Hi all,
I have created the dashboard in kibana, which is installed in the 5 nodes ES cluster,which has ES, kibana and lostash instaled..
Log is being forwarded from logstash(45 servers) -> kafka(3 brokers) ->logstash -> ES.
I get around this many documents and size of data per day in new index. I have around 30 indexes of each type. 5 shards per index, and 1 replica.
health status index pri rep docs.count docs.deleted store.size pri.store.size
green open metrics-2016.05.10 5 1 98612060 0 22gb 11gb
green open tomcat-2016.05.10 5 1 92744607 0 10.2gb 5.1gb
My servers are of 8GB ram, 2cpu and 200 GB volume.Each dashboard has got 9 visualization. My concern is, visualization in dashboard taking much time to load. Any ideas ?
@bbhandari0121, I am sorry. I didn't completely understand your post. Have you already tried this configuration and are currently experiencing slow dashboard performance? Or are you asking if this configuration will lead to slow dashboard performance without actually testing it yet?
In addition to the specifics of your environment, the performance of the dashboard is going to depend on the structure of your indexed data, and the nature of the visualizations you are trying to execute. Can you provide additional information?
You are correct, I have already tried this configuration and issuing slow dashboard performance. I just went with dynamic mapping. I have got the collectd metrics, which is just collecting the system performance, and tomcat logs. And i am visualizing the counting and unique count of the certain pattern of the tomcat logs. similarly, using average and max aggregate to build other kind of visualization from the metrics.. Hope fully that will provide you the needed information. Thank you
How do the visualizations perform when you run the queries outside of kibana?

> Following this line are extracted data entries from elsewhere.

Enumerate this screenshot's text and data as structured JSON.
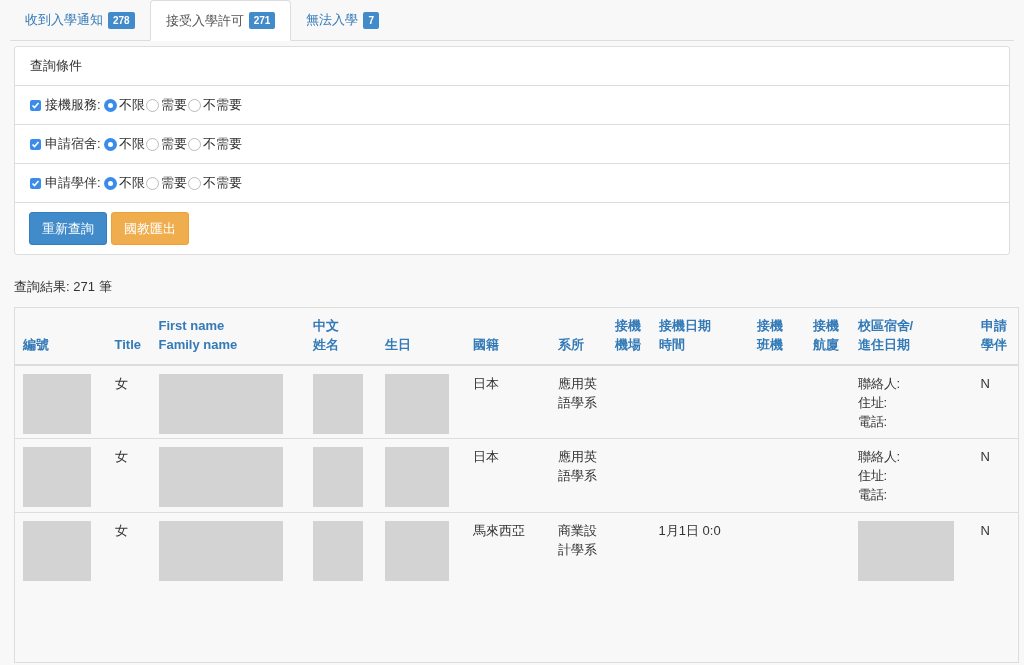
{
  "tabs": [
    {
      "label": "收到入學通知",
      "count": "278",
      "selected": false
    },
    {
      "label": "接受入學許可",
      "count": "271",
      "selected": true
    },
    {
      "label": "無法入學",
      "count": "7",
      "selected": false
    }
  ],
  "query_panel": {
    "title": "查詢條件",
    "filters": [
      {
        "label": "接機服務:",
        "checked": true,
        "options": [
          {
            "label": "不限",
            "selected": true
          },
          {
            "label": "需要",
            "selected": false
          },
          {
            "label": "不需要",
            "selected": false
          }
        ]
      },
      {
        "label": "申請宿舍:",
        "checked": true,
        "options": [
          {
            "label": "不限",
            "selected": true
          },
          {
            "label": "需要",
            "selected": false
          },
          {
            "label": "不需要",
            "selected": false
          }
        ]
      },
      {
        "label": "申請學伴:",
        "checked": true,
        "options": [
          {
            "label": "不限",
            "selected": true
          },
          {
            "label": "需要",
            "selected": false
          },
          {
            "label": "不需要",
            "selected": false
          }
        ]
      }
    ],
    "buttons": [
      {
        "label": "重新查詢",
        "kind": "primary"
      },
      {
        "label": "國教匯出",
        "kind": "warning"
      }
    ]
  },
  "result_summary": "查詢結果: 271 筆",
  "table": {
    "columns": [
      "編號",
      "Title",
      "First name\nFamily name",
      "中文姓名",
      "生日",
      "國籍",
      "系所",
      "接機機場",
      "接機日期時間",
      "接機班機",
      "接機航廈",
      "校區宿舍/\n進住日期",
      "申請學伴"
    ],
    "rows": [
      {
        "cells": [
          {
            "kind": "redacted"
          },
          {
            "kind": "text",
            "lines": [
              "女"
            ]
          },
          {
            "kind": "redacted"
          },
          {
            "kind": "redacted"
          },
          {
            "kind": "redacted"
          },
          {
            "kind": "text",
            "lines": [
              "日本"
            ]
          },
          {
            "kind": "text",
            "lines": [
              "應用英",
              "語學系"
            ]
          },
          {
            "kind": "empty"
          },
          {
            "kind": "empty"
          },
          {
            "kind": "empty"
          },
          {
            "kind": "empty"
          },
          {
            "kind": "text",
            "lines": [
              "聯絡人:",
              "住址:",
              "電話:"
            ]
          },
          {
            "kind": "text",
            "lines": [
              "N"
            ]
          }
        ]
      },
      {
        "cells": [
          {
            "kind": "redacted"
          },
          {
            "kind": "text",
            "lines": [
              "女"
            ]
          },
          {
            "kind": "redacted"
          },
          {
            "kind": "redacted"
          },
          {
            "kind": "redacted"
          },
          {
            "kind": "text",
            "lines": [
              "日本"
            ]
          },
          {
            "kind": "text",
            "lines": [
              "應用英",
              "語學系"
            ]
          },
          {
            "kind": "empty"
          },
          {
            "kind": "empty"
          },
          {
            "kind": "empty"
          },
          {
            "kind": "empty"
          },
          {
            "kind": "text",
            "lines": [
              "聯絡人:",
              "住址:",
              "電話:"
            ]
          },
          {
            "kind": "text",
            "lines": [
              "N"
            ]
          }
        ]
      },
      {
        "cells": [
          {
            "kind": "redacted"
          },
          {
            "kind": "text",
            "lines": [
              "女"
            ]
          },
          {
            "kind": "redacted"
          },
          {
            "kind": "redacted"
          },
          {
            "kind": "redacted"
          },
          {
            "kind": "text",
            "lines": [
              "馬來西亞"
            ]
          },
          {
            "kind": "text",
            "lines": [
              "商業設",
              "計學系"
            ]
          },
          {
            "kind": "empty"
          },
          {
            "kind": "text",
            "lines": [
              "1月1日 0:0"
            ]
          },
          {
            "kind": "empty"
          },
          {
            "kind": "empty"
          },
          {
            "kind": "redacted"
          },
          {
            "kind": "text",
            "lines": [
              "N"
            ]
          }
        ]
      }
    ]
  }
}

If you expand the spy panel of a visualization and click on the Request
button, you can see the query that is ultimately sent to elasticsearch. You can then use that query in Sense or in an application like Postman to query elasticsearch directly. This might reveal some additional information or at the very least allow you to determine if the bottleneck is kibana or somewhere else.
Individual search results shows perfect result in elastic search as well, i mean its not taking that much time . Even individual visualization doesn't take that much time to load in KB itself, but when i combine 8 -9 visualization on the dashboard, thats when the issue is highlighted.
We found after much playing around is that if you split your data up across multiple volumes, it has sped up our load times incredibly.
Elasticearch allows you to split datafiles across multiple mounts, but defining the following in the elasticsearch.yml file. /mnt/md1, /mnt/md2 . We are now splitting the data across two raid arrays on one system, and on the other (because we don't care if we loose it) we are running it across 5 separate drives that aren't part of a raid array. Was a big improvement for us.
You mean, add additional volume on the cloud and spread data across the mounts ? If so, we do that by adding path.data: /mnt/md1, /mnt/md2 on the elasticsearch.yml ? I dont think that will be possible on the single shards indexes ?
The way it seems to work is that it splits the data across the two mounts. The way I thought is similar to striping data. Not sure how it would work out once you have data already. I would say new data would become striped, not sure that it is that clever to figure it out. You might have to export and RE-import.